When we meet Ben its clear to see the War ( WW1) has affected him mentally, but of course its an age when such things were not only largely unknown but unspoken too, and he’s kind of floundering along, single mindedly searching for his childhood friend Elias. He can’t explain why he needs to do this for a friend but he just has to.
Its clear to the reader than they had more than just friendship, but in times like those Ben seems to have shut off his mind to the possibility that they were more, that he is attracted to men. Who can blame him when any hint of liking your own sex carried the taint of Unnatural, the threat of prison, the ostracising in society and employment prospects. Awful isn’t it that we could send people off to war, to die for their country but not let them live as they chose.

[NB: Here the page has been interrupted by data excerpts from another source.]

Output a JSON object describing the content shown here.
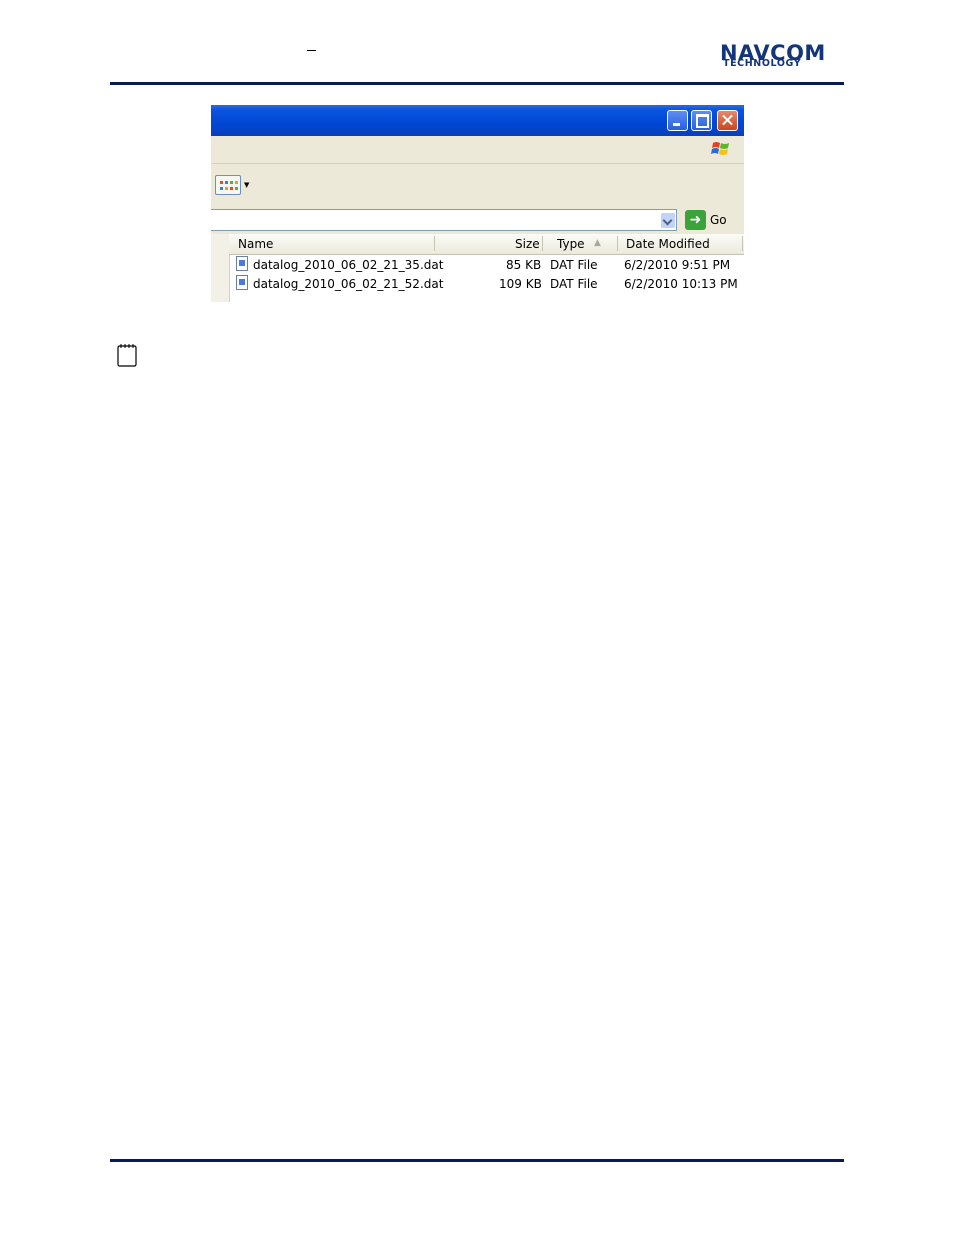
{
  "page": {
    "header_mark": "–",
    "logo": {
      "main": "NAVCOM",
      "sub": "TECHNOLOGY",
      "color": "#14357a"
    }
  },
  "screenshot": {
    "titlebar_buttons": [
      "minimize-icon",
      "maximize-icon",
      "close-icon"
    ],
    "address": {
      "value": "",
      "go_label": "Go"
    },
    "columns": {
      "name": "Name",
      "size": "Size",
      "type": "Type",
      "date": "Date Modified"
    },
    "sort_indicator": "▲",
    "files": [
      {
        "name": "datalog_2010_06_02_21_35.dat",
        "size": "85 KB",
        "type": "DAT File",
        "date": "6/2/2010 9:51 PM"
      },
      {
        "name": "datalog_2010_06_02_21_52.dat",
        "size": "109 KB",
        "type": "DAT File",
        "date": "6/2/2010 10:13 PM"
      }
    ]
  },
  "note": {
    "icon": "notepad-icon"
  }
}
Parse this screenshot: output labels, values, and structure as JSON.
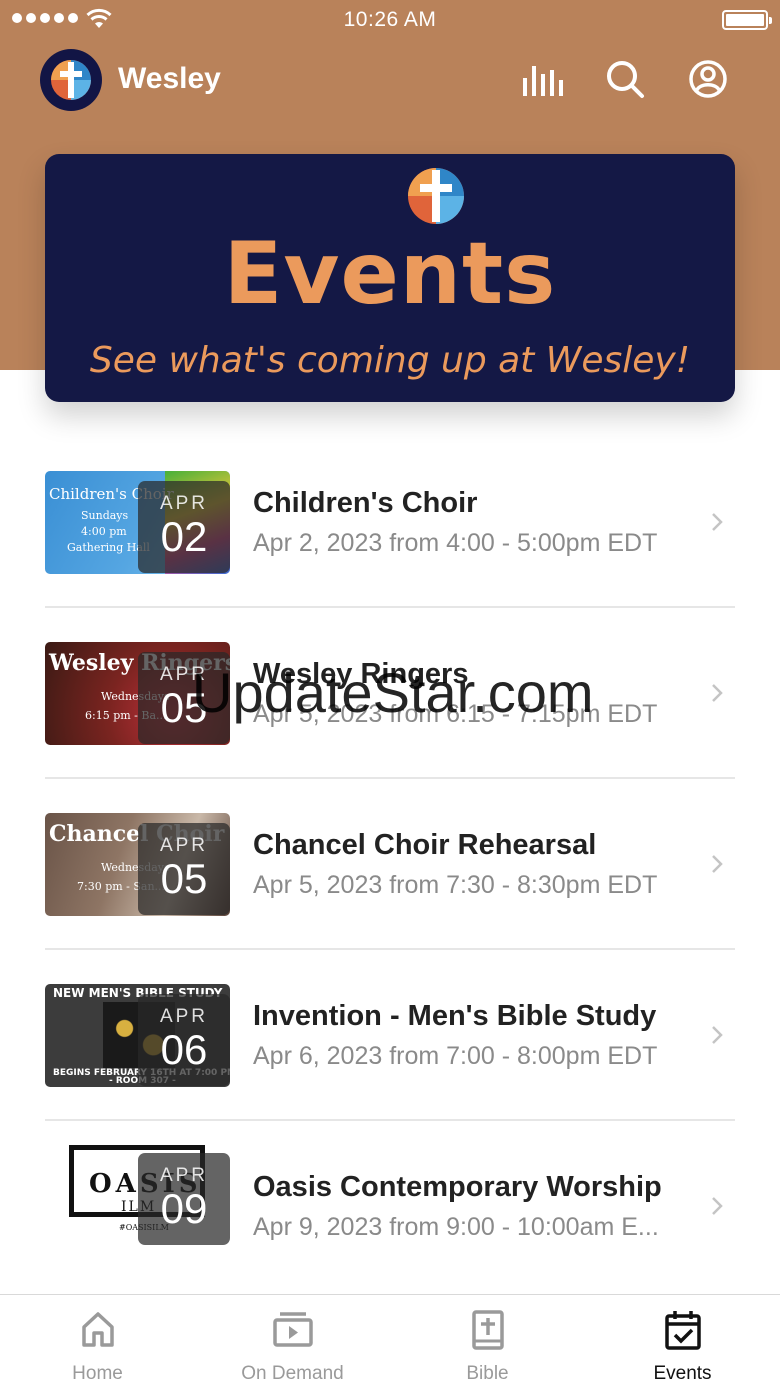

Louis is also a tenant in the building where Ben has rented a room, and at first he seems so surly, dislikable, rude. Yet their landlady is one of those who gently interferes in folks lives, caring about them as friends, really looks after her tenants, and somehow she engages Louis to help Ben. Together more they start to understand each other, learn about the things that plague them both, and Ben discovers some surprises about himself that he’d locked in his mind.
Its a wonderful story, a beautiful romance, with all the period details that allowed me to feel there with them. Books like that work best for me, where I almost feel part of the story, and am happy or sad along with the characters. Its not just Ben and Elias but a host of others here that made the story so real, they became people I felt I knew as friends.
At the end Liv talks about the story and says a certain part was at the suggestion of her agent. I’m so glad she took that advice, without that section it would be a good read, with that addition it becomes a great read. That part really moved me, let me understand Ben more, made the feelings between Louis and Ben more concrete, made the problems they faced more real.
I love it when a book delivers a love story but makes the characters have real issues, face seemingly immovable barriers to their love, and lets those problems take over a complete section of the story, not just a couple of pages. Ben needed that, I needed it 😉 and it really made the ending more satisfying.
Stars: Five, a perfect historical read, full of tenderness and emotion.